A new theory of the solar magnetic cycle based on Statistical State Dynamics
Turbulent flows on planets and stars organize themselves into striking banded patterns and jets, yet the mechanism that generates these large scale structures is not well understood using classical linear instability theory. Using statistical state dynamics (SSD) theory, self organization of these jets is understood to arise from interaction between the jet and its associated turbulent Reynolds stresses, which is a nonlinear interaction. While SSD theory for hydrodynamics of coherent structure interaction with turbulence has provided us understanding of jet formation and maintenance explaining many of the observations of jets in the atmospheres of Earth, Jupiter, and other planets, this understanding is not comprehensive because the magnetized nature of some planetary and stellar atmospheres and interiors necessitates an extension to magnetohydrodynamics. In this work, we extend SSD theory to study large scale structure formation in shallow-water magnetohydrodynamic turbulence on an equatorial beta-plane.
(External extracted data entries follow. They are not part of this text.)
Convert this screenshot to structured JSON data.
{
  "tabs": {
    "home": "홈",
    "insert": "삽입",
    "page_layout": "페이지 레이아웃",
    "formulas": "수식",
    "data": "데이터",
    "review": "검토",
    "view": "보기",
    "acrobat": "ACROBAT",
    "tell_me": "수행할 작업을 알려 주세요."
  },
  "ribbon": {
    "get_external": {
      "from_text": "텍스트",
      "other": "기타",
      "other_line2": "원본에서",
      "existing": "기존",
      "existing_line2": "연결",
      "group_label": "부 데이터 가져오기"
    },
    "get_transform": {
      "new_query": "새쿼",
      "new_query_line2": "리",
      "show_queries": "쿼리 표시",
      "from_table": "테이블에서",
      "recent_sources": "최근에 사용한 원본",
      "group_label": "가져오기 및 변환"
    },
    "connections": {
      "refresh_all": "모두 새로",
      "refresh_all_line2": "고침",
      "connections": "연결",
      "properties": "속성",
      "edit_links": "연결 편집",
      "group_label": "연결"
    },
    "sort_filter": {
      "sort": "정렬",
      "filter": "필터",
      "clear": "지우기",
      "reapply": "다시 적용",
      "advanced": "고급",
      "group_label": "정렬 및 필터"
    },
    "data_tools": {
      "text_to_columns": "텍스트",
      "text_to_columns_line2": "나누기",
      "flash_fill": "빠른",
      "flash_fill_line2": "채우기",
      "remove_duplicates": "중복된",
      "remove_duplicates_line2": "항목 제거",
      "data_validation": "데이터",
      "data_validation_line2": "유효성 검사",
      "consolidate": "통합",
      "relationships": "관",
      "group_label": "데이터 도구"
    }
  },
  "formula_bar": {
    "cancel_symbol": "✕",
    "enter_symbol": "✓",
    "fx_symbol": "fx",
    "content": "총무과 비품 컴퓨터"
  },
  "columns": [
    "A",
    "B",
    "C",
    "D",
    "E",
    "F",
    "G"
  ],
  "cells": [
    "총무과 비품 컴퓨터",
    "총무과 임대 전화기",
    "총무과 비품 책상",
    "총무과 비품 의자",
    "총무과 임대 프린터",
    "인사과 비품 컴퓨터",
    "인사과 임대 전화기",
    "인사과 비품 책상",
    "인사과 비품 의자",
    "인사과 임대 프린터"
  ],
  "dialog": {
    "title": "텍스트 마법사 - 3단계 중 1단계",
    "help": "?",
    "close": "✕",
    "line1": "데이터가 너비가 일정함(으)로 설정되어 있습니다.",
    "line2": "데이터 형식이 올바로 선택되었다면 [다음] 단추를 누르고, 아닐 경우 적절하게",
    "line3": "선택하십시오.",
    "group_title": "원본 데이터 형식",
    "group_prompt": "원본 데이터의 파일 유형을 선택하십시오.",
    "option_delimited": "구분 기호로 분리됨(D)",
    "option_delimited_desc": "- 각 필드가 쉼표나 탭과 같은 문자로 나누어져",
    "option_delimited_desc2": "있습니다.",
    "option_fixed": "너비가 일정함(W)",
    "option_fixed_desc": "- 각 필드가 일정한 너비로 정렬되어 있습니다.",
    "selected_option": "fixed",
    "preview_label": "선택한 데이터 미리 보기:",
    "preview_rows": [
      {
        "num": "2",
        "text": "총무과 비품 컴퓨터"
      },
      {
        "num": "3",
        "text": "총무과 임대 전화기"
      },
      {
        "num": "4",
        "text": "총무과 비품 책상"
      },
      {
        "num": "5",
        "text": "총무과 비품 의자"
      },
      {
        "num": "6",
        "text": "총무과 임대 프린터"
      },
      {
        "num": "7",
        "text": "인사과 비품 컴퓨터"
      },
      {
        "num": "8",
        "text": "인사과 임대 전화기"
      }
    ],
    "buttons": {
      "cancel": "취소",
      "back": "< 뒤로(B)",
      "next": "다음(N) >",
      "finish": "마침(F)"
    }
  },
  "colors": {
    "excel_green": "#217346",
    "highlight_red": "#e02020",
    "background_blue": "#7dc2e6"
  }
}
The analysis reveal formation and equilibration of zonal jet-toroidal field structure (ZJTFS) with both fixed point and time-dependent behavior with implications for the 22 year solar cycle.
Eojin Kim is a postdoctoral fellow in the Department of Astrophysical Sciences at Princeton University. His research focuses on the dynamics of coherent structures in geophysical and astrophysical fluid dynamics. He received his B.S. in Engineering Science from the University of California, Berkeley, in 2019 and his Ph.D. in Earth and Planetary Sciences from Harvard University in 2026.